What Elizabeth Warren Could Have Taught Marco Defunis
As you read the blog below, keep in mind how Sen. Elizabeth Warren declared herself to be an American Indian when she thought Harvard Law School would thereby afford her extra consideration, perhaps even points.
The first big affirmative action case in higher education to reach the U.S. Supreme Court was not the famous Bakke case in 1978 but the less-well-known Defunis case in 1974. For those who don’t recall it (or somehow didn’t write a dissertation about affirmative action in the academy in 1980), Marco Defunis’s application for admission to the University of Washington law school was originally rejected. He sued, claiming correctly that minority students with weaker academic credentials had been admitted instead. A lower court ruled in his favor and he was permitted to enroll in the UW law school.
But by the time the case reached the Supreme Court, Defunis was close to graduating, if he hadn’t already.

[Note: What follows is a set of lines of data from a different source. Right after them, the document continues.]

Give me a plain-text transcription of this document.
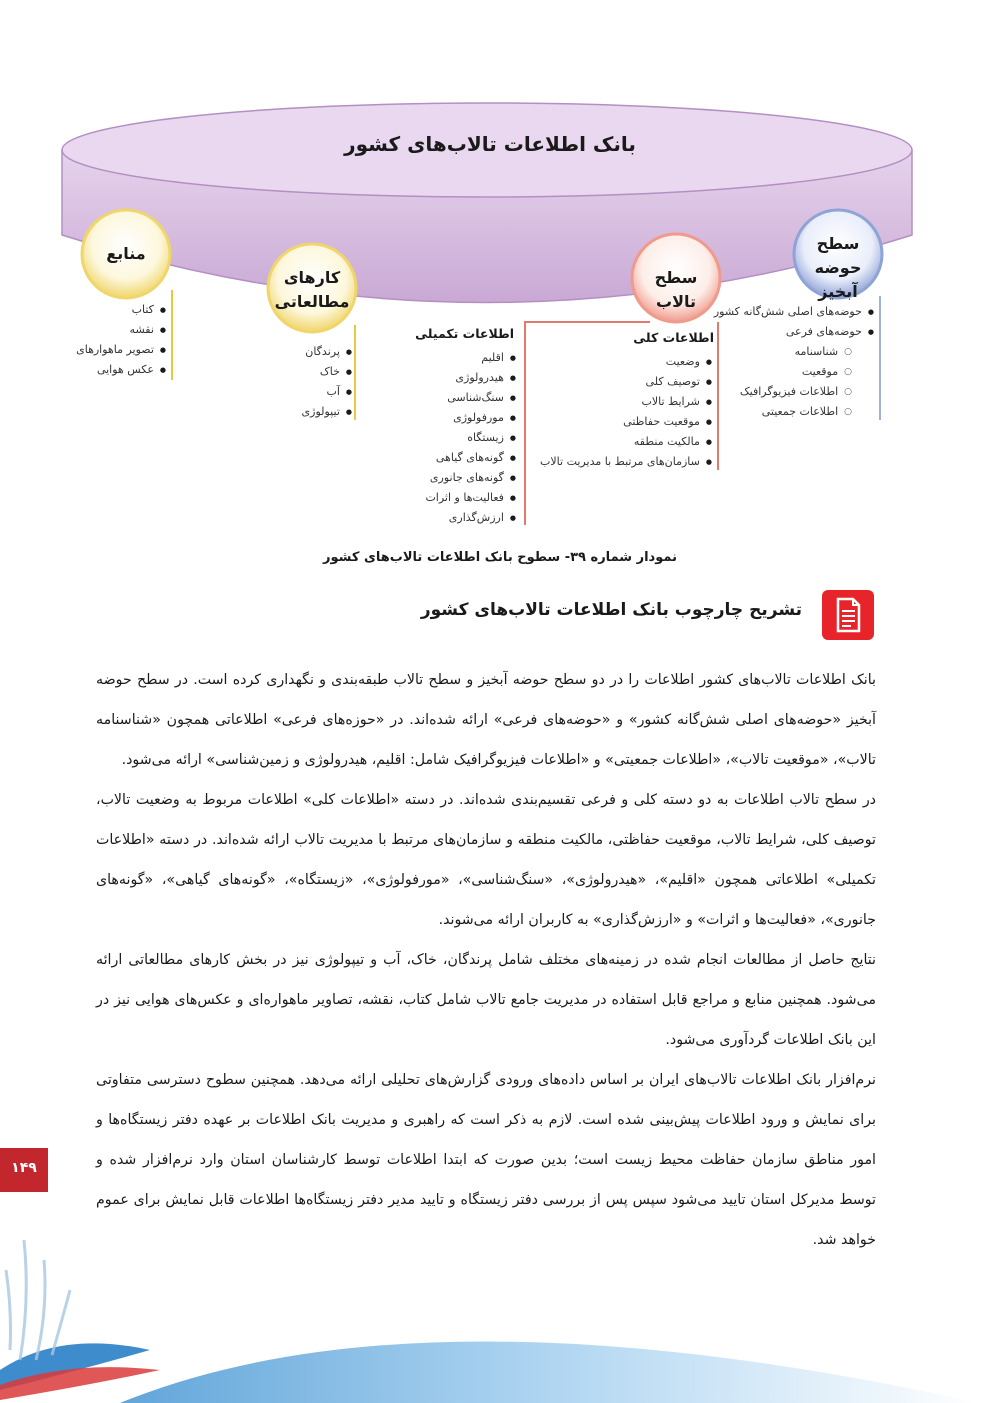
بانک اطلاعات تالاب‌های کشور
سطح حوضه آبخیز
سطح تالاب
کارهای
مطالعاتی
منابع
● حوضه‌های اصلی شش‌گانه کشور
● حوضه‌های فرعی
○ شناسنامه
○ موقعیت
○ اطلاعات فیزیوگرافیک
○ اطلاعات جمعیتی
اطلاعات کلی
● وضعیت
● توصیف کلی
● شرایط تالاب
● موقعیت حفاظتی
● مالکیت منطقه
● سازمان‌های مرتبط با مدیریت تالاب
اطلاعات تکمیلی
● اقلیم
● هیدرولوژی
● سنگ‌شناسی
● مورفولوژی
● زیستگاه
● گونه‌های گیاهی
● گونه‌های جانوری
● فعالیت‌ها و اثرات
● ارزش‌گذاری
● پرندگان
● خاک
● آب
● تیپولوژی
● کتاب
● نقشه
● تصویر ماهوارهای
● عکس هوایی
نمودار شماره ۳۹- سطوح بانک اطلاعات تالاب‌های کشور
تشریح چارچوب بانک اطلاعات تالاب‌های کشور

بانک اطلاعات تالاب‌های کشور اطلاعات را در دو سطح حوضه آبخیز و سطح تالاب طبقه‌بندی و نگهداری کرده است. در سطح حوضه آبخیز «حوضه‌های اصلی شش‌گانه کشور» و «حوضه‌های فرعی» ارائه شده‌اند. در «حوزه‌های فرعی» اطلاعاتی همچون «شناسنامه تالاب»، «موقعیت تالاب»، «اطلاعات جمعیتی» و «اطلاعات فیزیوگرافیک شامل: اقلیم، هیدرولوژی و زمین‌شناسی» ارائه می‌شود.

در سطح تالاب اطلاعات به دو دسته کلی و فرعی تقسیم‌بندی شده‌اند. در دسته «اطلاعات کلی» اطلاعات مربوط به وضعیت تالاب، توصیف کلی، شرایط تالاب، موقعیت حفاظتی، مالکیت منطقه و سازمان‌های مرتبط با مدیریت تالاب ارائه شده‌اند. در دسته «اطلاعات تکمیلی» اطلاعاتی همچون «اقلیم»، «هیدرولوژی»، «سنگ‌شناسی»، «مورفولوژی»، «زیستگاه»، «گونه‌های گیاهی»، «گونه‌های جانوری»، «فعالیت‌ها و اثرات» و «ارزش‌گذاری» به کاربران ارائه می‌شوند.

نتایج حاصل از مطالعات انجام شده در زمینه‌های مختلف شامل پرندگان، خاک، آب و تیپولوژی نیز در بخش کارهای مطالعاتی ارائه می‌شود. همچنین منابع و مراجع قابل استفاده در مدیریت جامع تالاب شامل کتاب، نقشه، تصاویر ماهواره‌ای و عکس‌های هوایی نیز در این بانک اطلاعات گردآوری می‌شود.

نرم‌افزار بانک اطلاعات تالاب‌های ایران بر اساس داده‌های ورودی گزارش‌های تحلیلی ارائه می‌دهد. همچنین سطوح دسترسی متفاوتی برای نمایش و ورود اطلاعات پیش‌بینی شده است. لازم به ذکر است که راهبری و مدیریت بانک اطلاعات بر عهده دفتر زیستگاه‌ها و امور مناطق سازمان حفاظت محیط زیست است؛ بدین صورت که ابتدا اطلاعات توسط کارشناسان استان وارد نرم‌افزار شده و توسط مدیرکل استان تایید می‌شود سپس پس از بررسی دفتر زیستگاه و تایید مدیر دفتر زیستگاه‌ها اطلاعات قابل نمایش برای عموم خواهد شد.

۱۴۹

This gave the high court an opportunity to sidestep the issue, which it did, by ruling all had become moot.
Only occasionally reported back then was that Defunis was a Sephardic Jew. Meaning, his ancestors came from Spain. Also meaning he might have saved himself an enormous amount of time and expense, and spared himself often severe notoriety, had he simply declared himself Hispanic when first applying to law school, as his chances for admission the first time around might have increased dramatically.
If only Marco Defunis had been tutored by Professor Warren.